I would like her to check out Arizona or Georgia.
Paul in KY
@Shalimar: Someone in another thread said it was like debating the best composers and not mentioning Mozart, cause if you mention him there is no debate. So they just left MS out.
RevRick
In some respects, the quality of life issues reflected in the rankings shows the stickiness of culture. Four of the top ten are New England states, and the influence of their westward migration lingers, though much diminished, in places like Minnesota and Washington. The Puritans believed in education and community and quickly became frenemies with the Dutch colony of New Netherlands (which originally encompassed New Jersey), sharing a common Calvinist identity.
In the early days of the Republic, New England was the industrial powerhouse of the United States, and up through the Civil War often produced the most patented technology per capita.
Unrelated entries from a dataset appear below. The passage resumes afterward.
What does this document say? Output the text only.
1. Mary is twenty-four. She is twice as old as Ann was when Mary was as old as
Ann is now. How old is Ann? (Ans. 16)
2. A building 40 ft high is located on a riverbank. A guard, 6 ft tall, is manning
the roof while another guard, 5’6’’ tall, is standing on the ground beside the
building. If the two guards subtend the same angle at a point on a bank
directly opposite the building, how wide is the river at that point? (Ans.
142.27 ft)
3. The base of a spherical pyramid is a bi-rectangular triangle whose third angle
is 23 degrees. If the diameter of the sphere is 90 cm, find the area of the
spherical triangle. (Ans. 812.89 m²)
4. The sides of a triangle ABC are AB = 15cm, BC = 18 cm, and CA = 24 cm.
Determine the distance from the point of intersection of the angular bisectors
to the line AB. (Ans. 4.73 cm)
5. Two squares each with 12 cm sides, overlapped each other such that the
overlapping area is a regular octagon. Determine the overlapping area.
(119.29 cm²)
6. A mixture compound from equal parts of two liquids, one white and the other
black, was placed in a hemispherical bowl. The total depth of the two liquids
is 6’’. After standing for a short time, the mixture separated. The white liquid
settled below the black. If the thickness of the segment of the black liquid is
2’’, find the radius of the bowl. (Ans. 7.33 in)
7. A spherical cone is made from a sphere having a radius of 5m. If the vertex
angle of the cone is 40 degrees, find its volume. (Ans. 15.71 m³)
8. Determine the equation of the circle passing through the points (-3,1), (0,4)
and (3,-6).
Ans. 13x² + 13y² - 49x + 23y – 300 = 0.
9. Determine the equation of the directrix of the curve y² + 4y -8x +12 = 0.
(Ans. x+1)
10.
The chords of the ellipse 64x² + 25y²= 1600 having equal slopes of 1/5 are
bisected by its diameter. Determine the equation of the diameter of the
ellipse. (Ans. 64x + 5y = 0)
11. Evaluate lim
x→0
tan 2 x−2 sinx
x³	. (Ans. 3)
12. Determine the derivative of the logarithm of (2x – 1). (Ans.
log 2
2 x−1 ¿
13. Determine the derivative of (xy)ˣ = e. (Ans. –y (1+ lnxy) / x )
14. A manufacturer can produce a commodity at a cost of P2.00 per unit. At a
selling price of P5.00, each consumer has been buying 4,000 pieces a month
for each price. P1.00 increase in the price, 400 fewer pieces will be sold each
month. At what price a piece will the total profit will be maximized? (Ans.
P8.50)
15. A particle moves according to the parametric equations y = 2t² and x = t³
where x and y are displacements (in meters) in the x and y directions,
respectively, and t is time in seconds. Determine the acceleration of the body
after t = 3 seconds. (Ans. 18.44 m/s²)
Meanwhile, the South was based on the “anything for a dollar” model, which made it ready soil for slavery. Its economy along with its cultural attitudes provided no incentive for public education, nor any other sort of social development.
Basically, it’s take-care-of-each-other versus I-got-mine.
Kayla Rudbek
@bbleh: The University of Minnesota has an agricultural school that probably educates a good amount of the Minnesota farmers, and that campus is in St. Paul. So you bring the farmer kids into the big city for four years, versus Wisconsin where there’s a lot of state college campuses in smaller towns.
Citizen Alan
@VFX Lurker: I. Thank. GOD! that I was never offered any of the jobs I applied for in Texas or Florida.
Citizen Alan
@Shalimar: Oxford is pretty nice. You find a lot of college folk who fancy themselves socialists. And there’s a Beard Award winning restaurantuer who ones 5 restaurants that would be successful in any major city. So it punches above it’s weight in terms of social environment.